After dropping Evie at nursery, Wesley made his way towards school where he had arranged to meet the others. More than anything he wanted to return home, tiredness weighing heavy, practically demanding he turn around.

He checked the time. Only a few hours until the attack. If he went home he wouldn’t be able to think of anything else.

It was a school day, so they had arranged to meet on the corner where they could intercept Joseph on his way there. Robbie was already waiting, inconspicuous in uniform as other students filed past.

‘It’s always a relief when I see any of you,’ said Wesley, leaning beside him on a garden wall. ‘I keep thinking one of you will disappear too and start this all over again.’

‘What if you didn’t even notice? There might have been more of us but we’ve already forgotten them for good.’

Wesley shook his head. It was too awful to think about.

‘I never wanted to look for Aaron,’ said Robbie. ‘I thought finding the truth would scare us out of the idea.

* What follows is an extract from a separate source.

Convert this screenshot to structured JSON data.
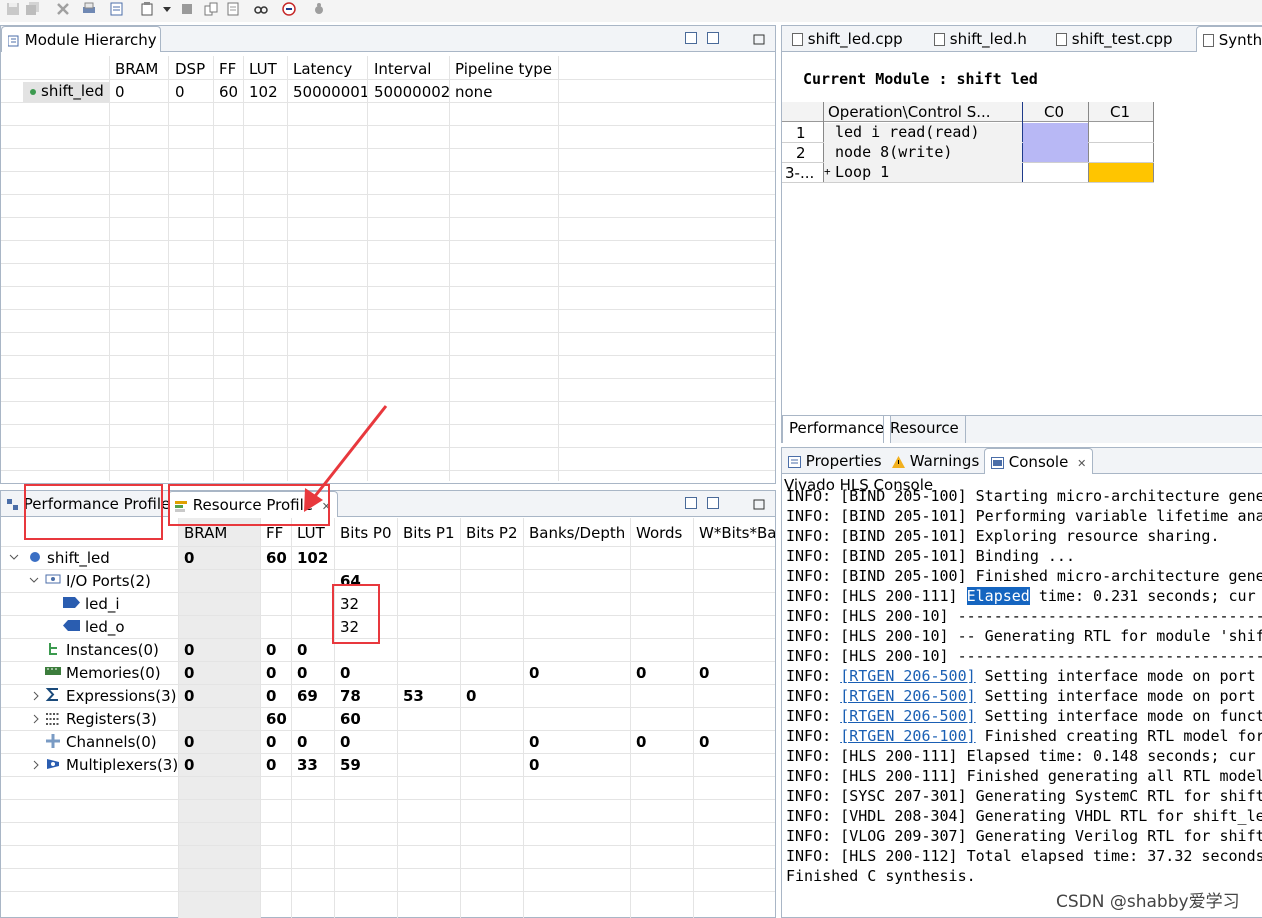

And I was right.’

‘Is that a bad thing?’

Robbie hunched his shoulders, tucking his head down into the collar of his oversized school blazer. ‘Focusing on the fade meant I didn’t have to think about why I wanted it. That’s why I kept doing all those stupid prayers and stuff.’ He laughed. ‘I even started doing them at home by myself.’

‘What, all that make us lonely stuff?’

‘I always knew it was stupid, but it was better than talking about feeling so wrong that I actually wanted it to work.’

They stood together in silence for a moment, watching the other students move past on their way to school, hurrying alone or dragging their feet in groups.

‘Do you still want it?’ asked Wesley.

‘Sometimes.’ Robbie swivelled his head to look up at him. ‘But I’m starting to see that maybe being me doesn’t have to be completely terrible.’

‘Hey!’

They both turned to see Aoife and Jae hurrying towards them, glancing over their shoulders.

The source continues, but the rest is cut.